Azazeel comes to Britain as the winner of the 2009 International Prize for Arabic Fiction, inevitably known as the ‘Arabic Booker’. It’s also been both a source of controversy and an unexpected popular hit in Youssef Ziedan’s homeland. According to the translator’s afterword, within months of publication, ‘piles of the novel appeared on the pavements of Cairo, alongside the self-help manuals, political memoirs and Teach Yourself English books that are the staple of the Egyptian popular book market.’
The action takes place — and this is the controversial bit — during the relatively brief period when Egypt was a Christian country. By the early 5th century, the temples to the old gods had largely been destroyed (sometimes with their followers inside) and Islam was 200 years away. Not that this led to an age of religious harmony. The Christians were now fighting among themselves about the kind of doctrines that might seem to have been central from the gospels onwards, but that were in reality still entirely up for grabs. How could Jesus possibly be both God and man? How could a human being possibly give birth to a divine one? How can the Trinity possibly be squared with monotheism?

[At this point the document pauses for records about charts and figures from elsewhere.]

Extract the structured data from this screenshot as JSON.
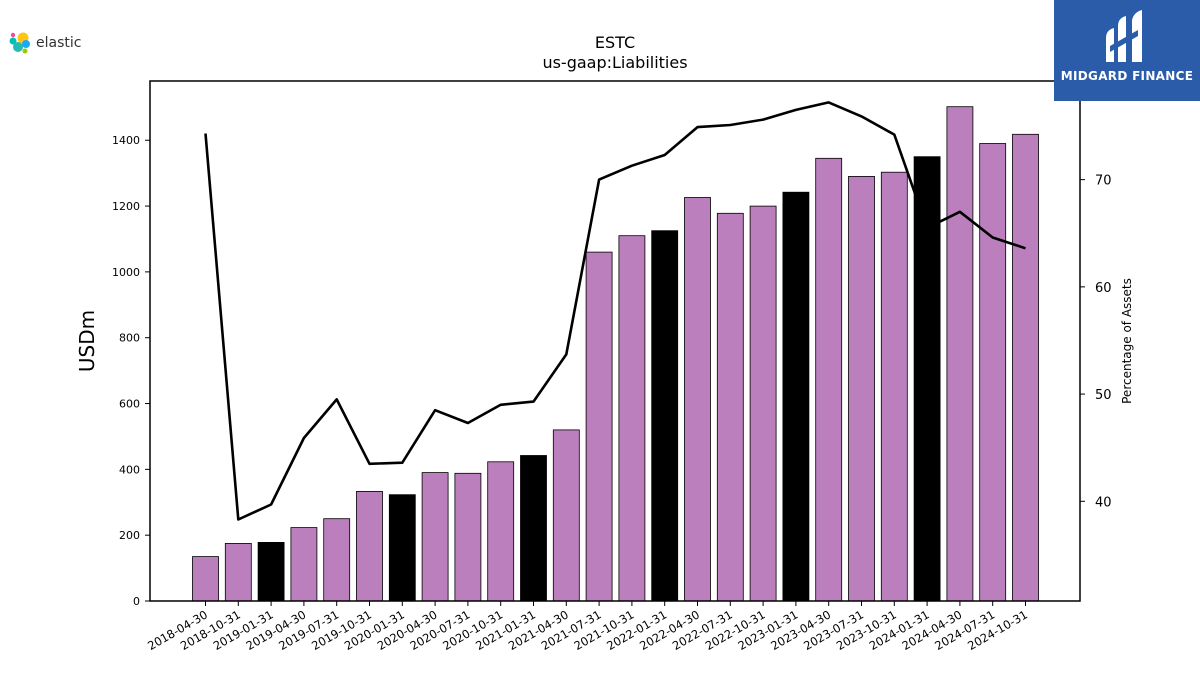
{
  "brand_left": {
    "name": "elastic"
  },
  "brand_right": {
    "name": "MIDGARD FINANCE"
  },
  "chart_data": {
    "type": "bar",
    "title": "ESTC",
    "subtitle": "us-gaap:Liabilities",
    "ylabel": "USDm",
    "y2label": "Percentage of Assets",
    "ylim": [
      0,
      1580
    ],
    "y2lim": [
      30.7,
      79.2
    ],
    "yticks": [
      0,
      200,
      400,
      600,
      800,
      1000,
      1200,
      1400
    ],
    "y2ticks": [
      40,
      50,
      60,
      70
    ],
    "categories": [
      "2018-04-30",
      "2018-10-31",
      "2019-01-31",
      "2019-04-30",
      "2019-07-31",
      "2019-10-31",
      "2020-01-31",
      "2020-04-30",
      "2020-07-31",
      "2020-10-31",
      "2021-01-31",
      "2021-04-30",
      "2021-07-31",
      "2021-10-31",
      "2022-01-31",
      "2022-04-30",
      "2022-07-31",
      "2022-10-31",
      "2023-01-31",
      "2023-04-30",
      "2023-07-31",
      "2023-10-31",
      "2024-01-31",
      "2024-04-30",
      "2024-07-31",
      "2024-10-31"
    ],
    "series": [
      {
        "type": "bar",
        "values": [
          135,
          175,
          178,
          223,
          250,
          333,
          323,
          390,
          388,
          423,
          442,
          520,
          1060,
          1110,
          1125,
          1226,
          1178,
          1200,
          1242,
          1345,
          1290,
          1303,
          1350,
          1502,
          1390,
          1418
        ],
        "highlight": [
          false,
          false,
          true,
          false,
          false,
          false,
          true,
          false,
          false,
          false,
          true,
          false,
          false,
          false,
          true,
          false,
          false,
          false,
          true,
          false,
          false,
          false,
          true,
          false,
          false,
          false
        ],
        "color": "#bb7fbd",
        "highlight_color": "#000000"
      },
      {
        "type": "line",
        "axis": "right",
        "values": [
          74.3,
          38.3,
          39.7,
          45.9,
          49.5,
          43.5,
          43.6,
          48.5,
          47.3,
          49.0,
          49.3,
          53.7,
          70.0,
          71.3,
          72.3,
          74.9,
          75.1,
          75.6,
          76.5,
          77.2,
          75.9,
          74.2,
          65.5,
          67.0,
          64.6,
          63.6
        ],
        "color": "#000000"
      }
    ],
    "grid": false
  }
}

Caught in the middle of these increasingly bitter debates is the book’s Zelig-like narrator, Hypa the monk — or, as he understandably calls himself, ‘Hypa the perplexed’. Aged nine, Hypa sees his pagan father hacked to death in the name of Jesus. Even so, he joins the Christians, takes up a life of monastic wandering and handily becomes a witness to many of the key events.

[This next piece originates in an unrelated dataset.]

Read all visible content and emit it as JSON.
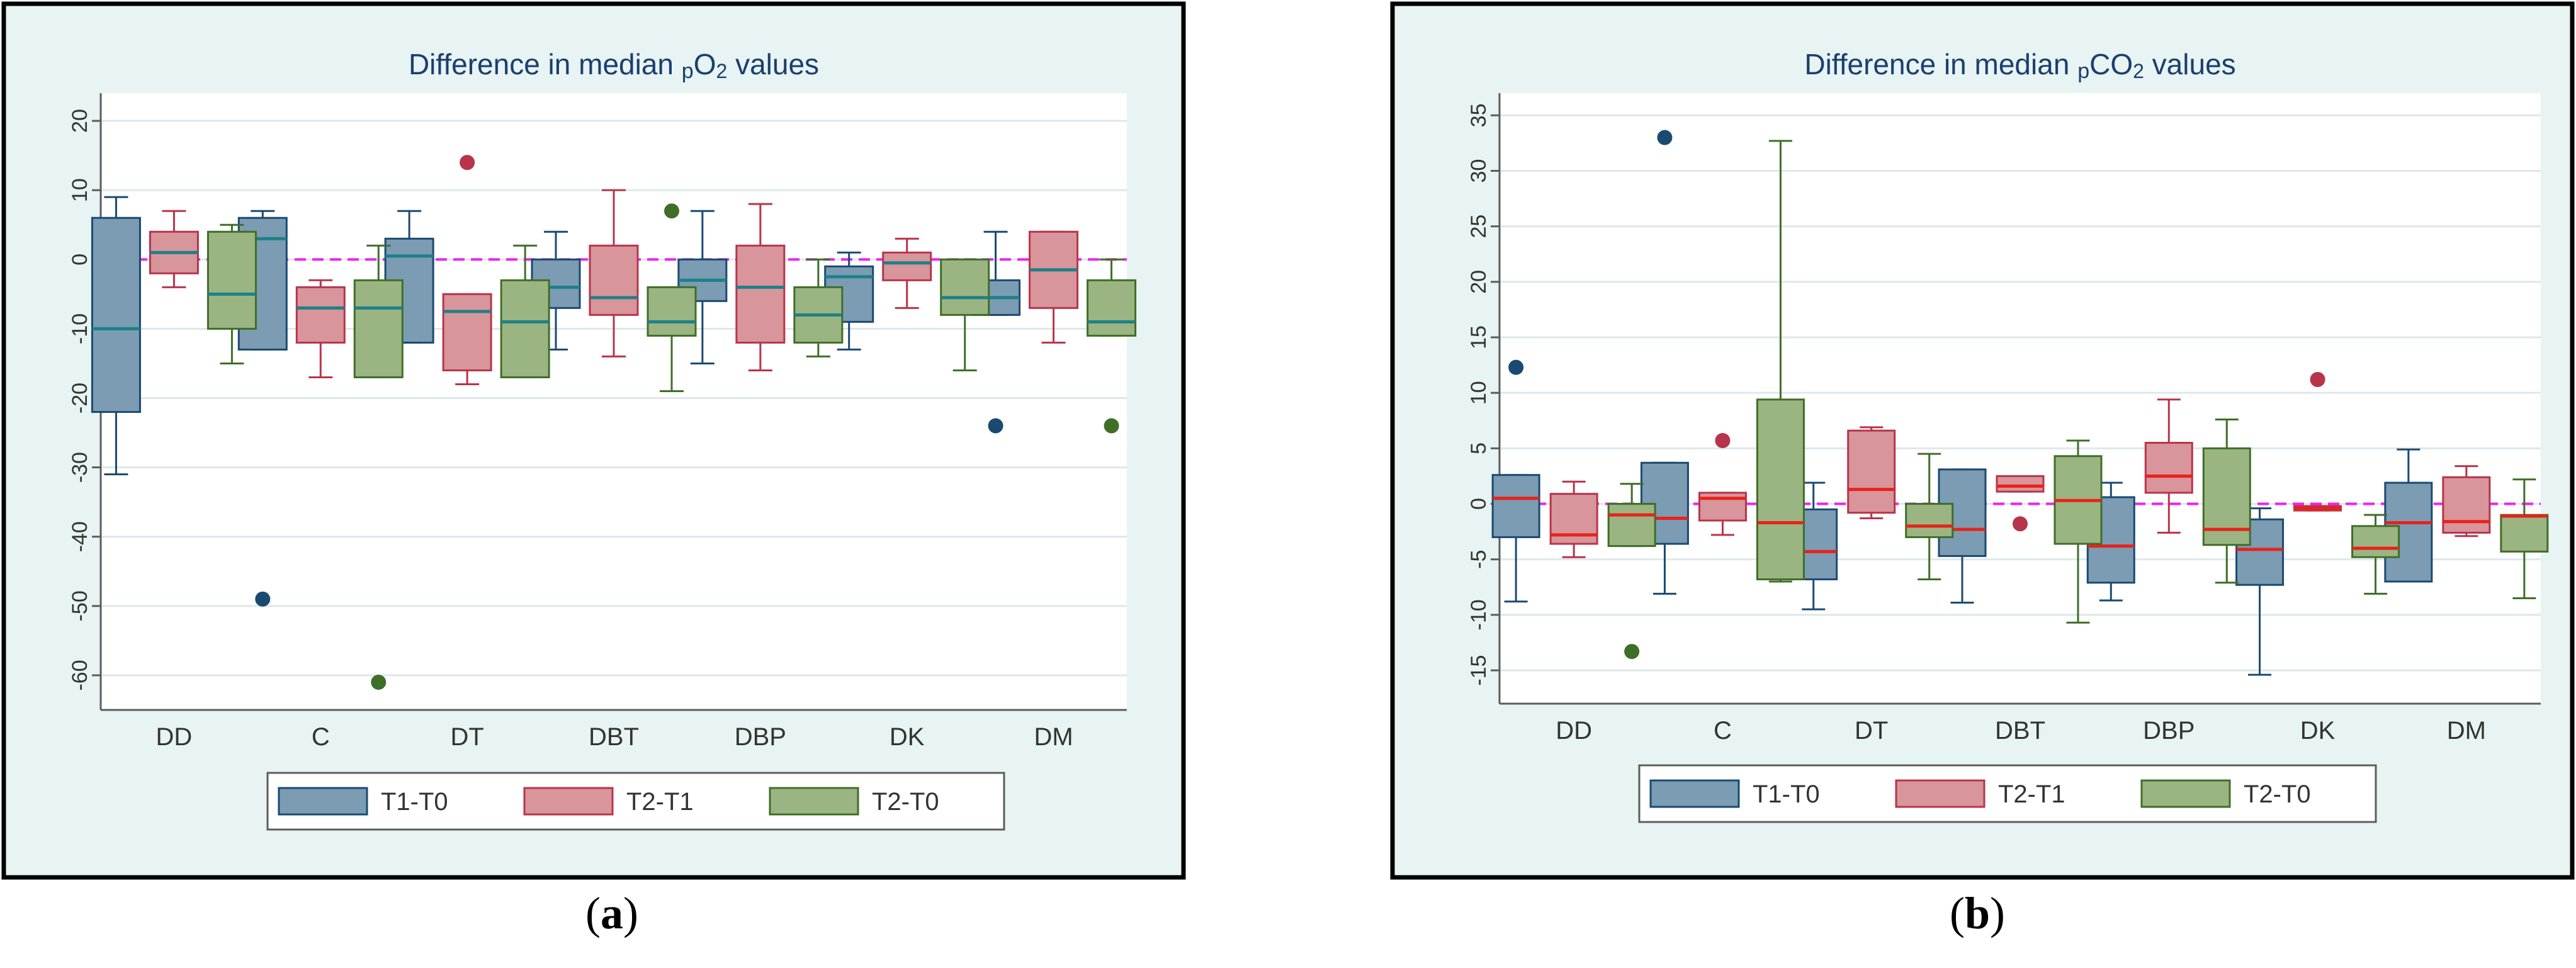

In Alexandria he hears the city’s bishop Cyril declare a holy war on science, Jews and pagans. In Jerusalem, he strikes up an awed friendship with Nestorius — later excommunicated for denying Mary the title ‘Mother of God’. He also has his share of trouble with women, leading him not just into sin but, even more dangerously, into the suspicion that sexual love may be no bad thing.
No wonder that by the time he comes to write the memoirs that we’re reading, the appealingly earnest Hypa is more perplexed than ever: ‘I am one ambiguity after another, and ambiguity is the opposite of faith, just as Satan is the opposite of God.’
But in fact, it’s soon clear that Ziedan himself, a respected Arabic and Islamic scholar, disagrees with this view of ambiguity. In the novel it is people full of certainty who betray the faith most. As for Satan, he is represented by the eponymous Azazeel (a demon with a walk-on part in Paradise Lost), who not only bids Hypa to write, but also seems to be one of the main carriers of the author’s message: that being true to your own experience should be prized above ‘delusion, conjecture and dogma’ — words that in the context of the book feel like synonyms.
With the origins of their church shown in such an unflattering light — and with Cyril of Alexandra, their long-standing hero, cast as the chief villain throughout — you can perhaps see why the book has caused outrage among Egypt’s beleaguered Coptic Christians, many of whom have called for an outright ban. (Rather blandly the translator’s afterword suggests that the English-language reader ‘can safely ignore these controversies’.) You could certainly make the traditional observation that the book would have been a lot braver, and no less true, had it used the early days of Islam to show how much of religious doctrine is owed to a mixture of happenstance and violence. Nonetheless, the result is still an utterly absorbing read.
The plea for tolerance and the condemnation of killing in the name of religion may not sound startling to secular western ears, but Hypa’s heartfelt gropings towards them have much wider resonances about the difficulties of living a good life — and of ever knowing whether you’re living one. The vividly observed historical and geographical setting provides fascinating proof of how East and West were already clashing within Christianity more than 1,500 years ago.
You’ve also got to hand it to any book that can make what are now fairly esoteric religious debates seem quite so thrilling. This one even reaches a genuinely exciting climax with the (off-stage) proclamation at the Council of Ephesus in 431 of the hypostatic union of Christ’s human and divine natures.